Trying to get mental help from the NHS is rubbish

I've been depressed for decades. I've come "out" of it to a state where I'm trying to get help, but I've been suicidal recently. Suicidal to a state where I can recognise I am suicidal and prevent myself actually doing anything. My doctor suspects Bi-Polar, but I'm 'still' waiting for referral to the professionals. In the meantime I've become suicidal to the state where I went to A&E, and they more-or-less told me to go away and stop bothering them (paraphrasing), because I actually hadn't attempt to kill myself. So, I'm left to, next time I'm that low, to actually attempt to kill myself. The NHS really doesn't seem to care that I can recognise my problem, try and ask for help, until I actually do something and either die trying or survive and the physical issue. My Sub-concious protection, such as getting out of the way of moving cars, is slowly shutting down, is that good enough? By the time they get round the me, there may just be a gravestone, but there will be the message of "I did ask for help".

7 Replies

  • Hi there

    I know we are not taken seriously. I went to A&E at my worst. Luckily one nurse there was a mental health nurse who told me my antidepressants weren't strong enough and to go tell my doctor that. When I did he said" I will not be told what medication to prescribe by a nurse!" So that was that. A friend told me to go to the nearest mental hospital and tell them you cannot cope anymore with suicidal thoughts and need help. I haven't done that myself, but keep that in my head as a last straw. Hope you can keep a lid on it , keep in touch. X

  • I don't know what NHS or an A&E are with my being from the United States but I do know about feeling suicidal a great deal of the time and that yes it follows me wherever I go like a shadow. I really hope you can hang in there and that you can get the help you need. It is sad that no one really listens or takes you seriously until you actually have tried to commit suicide, I know cause I've been there and done that. Hopefully you will eventually find someone who will take you seriously. I wish you well.

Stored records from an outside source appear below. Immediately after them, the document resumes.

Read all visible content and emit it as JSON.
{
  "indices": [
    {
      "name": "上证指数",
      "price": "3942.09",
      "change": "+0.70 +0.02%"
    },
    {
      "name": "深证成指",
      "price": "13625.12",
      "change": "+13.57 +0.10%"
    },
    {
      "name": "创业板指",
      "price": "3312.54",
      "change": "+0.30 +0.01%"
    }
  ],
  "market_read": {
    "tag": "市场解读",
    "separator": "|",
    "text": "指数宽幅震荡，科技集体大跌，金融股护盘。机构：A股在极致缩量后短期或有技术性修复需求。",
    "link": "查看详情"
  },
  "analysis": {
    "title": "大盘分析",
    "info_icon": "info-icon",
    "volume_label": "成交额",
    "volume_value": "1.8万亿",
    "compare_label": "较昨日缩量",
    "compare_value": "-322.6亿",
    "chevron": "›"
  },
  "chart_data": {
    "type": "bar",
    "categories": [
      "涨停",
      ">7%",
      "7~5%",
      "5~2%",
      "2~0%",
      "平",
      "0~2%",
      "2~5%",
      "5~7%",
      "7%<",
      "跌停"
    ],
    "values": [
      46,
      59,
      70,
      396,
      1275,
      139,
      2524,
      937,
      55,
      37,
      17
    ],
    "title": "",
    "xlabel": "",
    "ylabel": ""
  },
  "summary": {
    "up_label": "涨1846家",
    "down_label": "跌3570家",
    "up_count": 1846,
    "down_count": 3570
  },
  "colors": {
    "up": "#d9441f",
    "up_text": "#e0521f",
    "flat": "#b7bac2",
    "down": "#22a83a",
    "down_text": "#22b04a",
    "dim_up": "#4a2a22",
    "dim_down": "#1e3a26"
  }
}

  • NHS = National Health Service (though I have a friend who says this should be the National Illness Service because focus is on treating illness rather than promoting health - which was the original intention when it was set up in late 1940s). A&E is Accident and Emergency - guess it is the equivalent of your ER

  • It's been bubbling over my head over the weekend. Hit another low yesterday. Nearly went again. What's the point? The other phrase he used "Quick Fix" like he's talking to an idiot. I've been depressed for decades. Like I know there's no quick fix, no magic pill that'll fix me. I just want some help to start with. They won't even let me on the first rung of the ladder when I ask for help. "Go to your GP". My GP suspects Bi-Polar, but the specialists have de-prioritised me. So, I hit a new low next time, big deal, another number they don't have to deal with. Multiple members of my family on both sides have mental issues, members have killed themselves over it. But no one really cares. I don't even get the chance to tell the specialists this, just my GP, who isn't even a mental specialist. I was asked by my GP if it would hurt others if I kill myself, trying to guilt me. Very selfish of me to kill myself? After all this time of asking for help, it's very selfish of them to not help me now isn't it? I don't care about my life. My soul will live on into the next life, into the universe anyway.

  • Megumu,

    do you have a friend or family member that could go with you when you go to the doctor?

    Sometimes it is easy to react to particular words and phrases without hearing the whole message. That's not saying that some of the language used hasn't been insensitve but if someone else is there helping you to do the listening they may be able to challenge the insensitivy and get beyond it to the real messages ...

    I'm not saying that I have much faith in the NHS in this country when it comes to treating depression - also suffered for decades - I think the will is there more often than not but the ability to really do anything is very constrained - time, money and actually understanding, particularly as it varies so much from person to person.

  • Only family member left is severely depressed. Barely any friends, but they're too busy, I feel like I'm imposing. I don't know if I am. I've been depressed so long I don't know how to relate to people properly. I was depressed at the time when I was supposed to be learning this, but it's too late now. Even it the depression magically goes away, I won't know how to function in the world.

  • Sorry to hear about family member and small number of friends. Even though it feels like you are imposing it may be worth asking - most people do want to help.

    Developing friendships is something that it really never is too late for.

    You could also look for another GP - though I know that sounds really hard and probably doesn't feel like it would change anything.